Interestingly, the article observes that,

the Speedtest results may say one thing, but they don't always translate to real-world network performance. Even in the cases where the Verizon iPhone got a faster download speed than the AT&T iPhone, the AT&T app download took noticeably less time than the same app download on Verizon--in one case, where AT&T was measured via Speedtest as slower (UIC test), the download time on AT&T was almost half that of Verizon.
What can wireless consumers learn from this "real world" performance test regarding information sufficient to allow them to make informed choices about their mobile wireless broadband service?  Most importantly, that wireless networks will never have uniform performance, so--as Ars also notes, "when it comes to cell signal and quality . . . where you live and work and how the network is in your area trumps anything you'll read in any review."

This is why it's probably unreasonable for the FCC to require carriers to provide consumers with information that is likely to be misleading.  Even if the carrier believes its performance information to be generally correct, it will never be accurate for any given customer, because accurate performance information is outside of the network provider's control.

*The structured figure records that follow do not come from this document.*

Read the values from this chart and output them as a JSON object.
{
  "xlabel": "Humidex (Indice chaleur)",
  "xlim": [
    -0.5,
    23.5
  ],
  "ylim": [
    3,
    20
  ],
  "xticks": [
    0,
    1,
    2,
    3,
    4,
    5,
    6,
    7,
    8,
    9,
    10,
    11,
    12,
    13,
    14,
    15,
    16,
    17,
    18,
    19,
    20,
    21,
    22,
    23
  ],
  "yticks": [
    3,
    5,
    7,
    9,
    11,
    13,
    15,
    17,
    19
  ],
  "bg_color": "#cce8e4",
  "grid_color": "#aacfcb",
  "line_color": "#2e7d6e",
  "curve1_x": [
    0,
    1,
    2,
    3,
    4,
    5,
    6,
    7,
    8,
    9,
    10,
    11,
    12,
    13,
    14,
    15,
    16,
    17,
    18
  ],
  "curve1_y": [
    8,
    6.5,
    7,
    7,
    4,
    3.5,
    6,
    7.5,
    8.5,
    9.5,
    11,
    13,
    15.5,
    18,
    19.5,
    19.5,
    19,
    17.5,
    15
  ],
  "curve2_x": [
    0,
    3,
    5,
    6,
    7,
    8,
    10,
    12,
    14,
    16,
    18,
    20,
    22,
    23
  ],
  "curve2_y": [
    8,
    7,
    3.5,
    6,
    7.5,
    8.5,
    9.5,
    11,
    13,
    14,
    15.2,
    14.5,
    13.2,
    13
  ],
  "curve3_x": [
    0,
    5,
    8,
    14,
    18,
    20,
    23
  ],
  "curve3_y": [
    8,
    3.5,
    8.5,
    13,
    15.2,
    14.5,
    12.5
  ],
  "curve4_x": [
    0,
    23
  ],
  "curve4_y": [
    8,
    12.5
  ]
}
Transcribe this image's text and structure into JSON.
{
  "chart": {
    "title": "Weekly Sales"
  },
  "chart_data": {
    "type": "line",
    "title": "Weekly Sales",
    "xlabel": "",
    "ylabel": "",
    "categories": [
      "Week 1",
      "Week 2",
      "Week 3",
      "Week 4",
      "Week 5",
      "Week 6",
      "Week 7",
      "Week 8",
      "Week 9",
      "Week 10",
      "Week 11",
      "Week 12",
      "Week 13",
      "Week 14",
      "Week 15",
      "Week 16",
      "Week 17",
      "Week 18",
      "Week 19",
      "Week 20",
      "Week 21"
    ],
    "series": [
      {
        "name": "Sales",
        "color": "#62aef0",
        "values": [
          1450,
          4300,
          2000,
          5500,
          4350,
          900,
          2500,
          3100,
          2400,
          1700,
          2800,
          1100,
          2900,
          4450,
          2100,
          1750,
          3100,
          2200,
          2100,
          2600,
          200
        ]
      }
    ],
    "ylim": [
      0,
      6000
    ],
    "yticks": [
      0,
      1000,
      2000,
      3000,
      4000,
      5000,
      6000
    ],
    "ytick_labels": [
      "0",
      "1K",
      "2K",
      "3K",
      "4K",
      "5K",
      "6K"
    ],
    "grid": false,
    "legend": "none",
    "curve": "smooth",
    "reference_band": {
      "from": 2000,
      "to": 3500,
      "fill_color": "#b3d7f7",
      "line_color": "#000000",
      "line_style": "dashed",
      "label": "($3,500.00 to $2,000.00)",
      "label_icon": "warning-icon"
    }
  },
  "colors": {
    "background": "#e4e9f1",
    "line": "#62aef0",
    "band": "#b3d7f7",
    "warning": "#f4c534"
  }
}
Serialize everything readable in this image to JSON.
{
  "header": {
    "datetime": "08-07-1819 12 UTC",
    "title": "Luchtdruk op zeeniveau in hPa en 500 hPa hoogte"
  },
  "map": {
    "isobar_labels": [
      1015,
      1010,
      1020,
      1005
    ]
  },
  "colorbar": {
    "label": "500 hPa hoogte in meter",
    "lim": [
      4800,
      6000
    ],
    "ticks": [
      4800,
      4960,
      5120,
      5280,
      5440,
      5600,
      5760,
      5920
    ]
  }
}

But, does this fact render the "transparency" rule completely worthless?  Well . . . maybe  . . . at least for wireless carriers.  Although it's certainly in consumers' interest to have accurate information about every aspect of their service within the network provider's control, most wireless carriers already disclose this information as part of their voluntary compliance with the CTIA Consumer Code

So, for the most valuable "disclosure" information--accurate network performance--who's to say what's fair to say, and what not to say?  For now, you might as well ask Dr. Dre . . .

August 6, 2009 5:40 PM

The FCC's Inscrutable "Screwtape" Letters

Last Friday, it was reported that the FCC sent a series of letters to Apple, AT&T, and Google reacting to an item reported in the New York Times that Apple, through its iPhone Apps Store, had refused to carry "Google Voice" (a call management application).  "Google Voice" (GV) is still available to iPhone customers by using the Google search engine on their iPhones, so I'm not completely sure what the disadvantage is to Google by not being allowed to "retail/give away" this application in the Apple "Apps Store" (but we'll assume there is some disadvantage because Google asked for "retail" placement, and was denied).  Nonetheless, as TeleComSense noted only a few weeks ago, in the unregulated world, the Supreme Court has only reluctantly found a duty to deal, even by dominant firms

Each letter asked different questions, depending on the firm being asked, about the episode in question--Apple's refusal to carry the GV application, AT&T's relationship to Apple and the decision to not carry the application, and Google's efforts to get its GV application placed in the iPhone Apps Store.  Now for the context that makes me "complexed" (so completely perplexed that I have an inferiority complex) about the FCC's letters--the explanation of why they are so inscrutable (we'll get to the Screwtape reference later).